Видишь, Иза, как я был несчастлив. А когда ты прочтешь эти строки, поздно уж будет жалеть меня. Но мне все-таки приятно думать, что хоть тогда ты почувствуешь ко мне сострадание. Не верю я в ваш вечный ад. Зато знаю, что такое проклятый, окаянный грешник здесь, на земле, заблудший человек, который, куда бы он ни пошел, идет ложным путем, человек, путь которого всегда был ложным: неудачник, не умевший жить — не в житейском понимании смысла этих слов, а в глубоком их смысле. Иза, я страдаю. Дует южный, знойный ветер. Мне душно, меня томит жажда, и нечем ее утолить, кроме тепловатой противной воды в умывальнике. Нажил человек миллионы, и нет у него стакана холодной воды!

Если я еще выношу ужасающие для меня посещения Фили, то, может быть, потому, что он напоминает мне другого юношу, нашего племянника Люка, которому, впрочем, было бы сейчас уже за тридцать. Я никогда не отрицал христианских добродетелей и видел, что этот мальчик дал тебе много поводов развивать их в себе. Ты его не любила, в нем не оказалось никаких фамильных ваших черт, хоть он и был сыном Маринетты; не любила ты этого черноглазого мальчика с низким и широким лбом, окаймленным «височками, как у испанцев», — говорил Гюбер. Его отдали в пансион в Байонну, учился он плохо, но тебя это, по твоему мнению, не касалось: «Вполне достаточно с меня и того, что я вожусь с ним, когда он приезжает на каникулы».

Нет, вовсе не книги его занимали. В наших краях, где, кажется, давно перебили всю дичь, он почти ежедневно возвращался домой с охотничьими трофеями. Если раз в году появлялся в наших полях заяц, в конце концов он обязательно становился добычей Люка: я, как сейчас, вижу — мальчик идет по длинной аллее сада и весело поднимает вверх убитого зайца, зажав в кулаке его длинные уши. Я всегда слышал, как Люк отправляется из дому на рассвете; я отворял окно — из дымки тумана раздавался звонкий голос:

— Пойду осмотреть переметы.

Он всегда смотрел мне прямо в лицо и спокойно выдерживал мой взгляд, он не боялся меня, никакие страхи ему в голову не приходили.

Иногда я уезжал на несколько дней и если неожиданно возвращался, не предупредив вас, то обычно, входя в дом, слышал запах сигар, на полу в гостиной не видел ковра и находил все признаки прерванного празднества. (Лишь только я, бывало, со двора, Женевьева и Гюбер приглашали своих приятелей и устраивали пирушку, несмотря на строгое мое запрещение; а ты им потакала, ты поощряла это непокорство: «Ведь надо же поддерживать отношения», — заявляла ты.) И в этих случаях умиротворителем подсылала ко мне Люка. Его очень смешило, что я навожу на всех ужас.

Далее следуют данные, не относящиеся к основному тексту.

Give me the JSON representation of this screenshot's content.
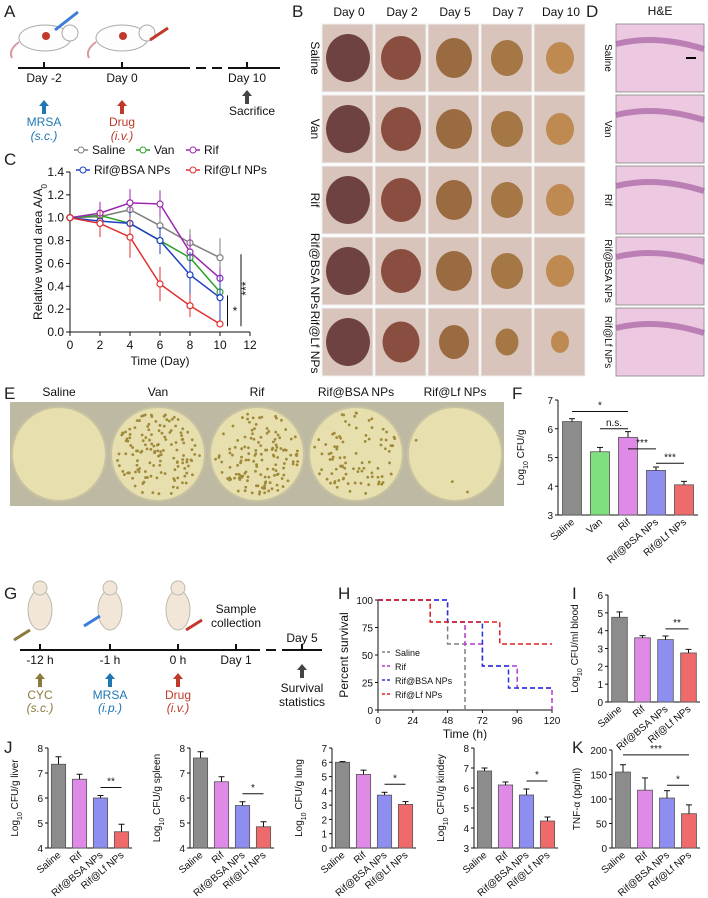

— Они, знаешь, вертелись, плясали в гостиной, а я взял да и крикнул: «Дядя идет! Глядите, вон он на дорожке!.» Если б ты видел, как они прыснули во все стороны! Тетя Иза и Женевьева схватили поднос с бутербродами и потащили обратно в буфетную. Вот переполох был!

Только для одного этого мальчишки я не был пугалом. Иногда я спускался с ним к реке посмотреть, как он удит рыбу. Этот непоседа, живой как ртуть, этот шалун, весельчак мог часами смотреть на поплавок, застыв на берегу, как ствол дерева, только рука его порой шевелилась медленно и бесшумно, как гибкая ветка ивы. Женевьева с полным основанием утверждала, что у него совершенно неэстетическая натура. Действительно, он никогда не утруждал себя вечерними прогулками к обрыву, не любовался равниной при лунном свете. Он не мог восторгаться природой, потому что сам был частицей природы, слитой с нею, одной из сил ее, живым родником среди чистых родников.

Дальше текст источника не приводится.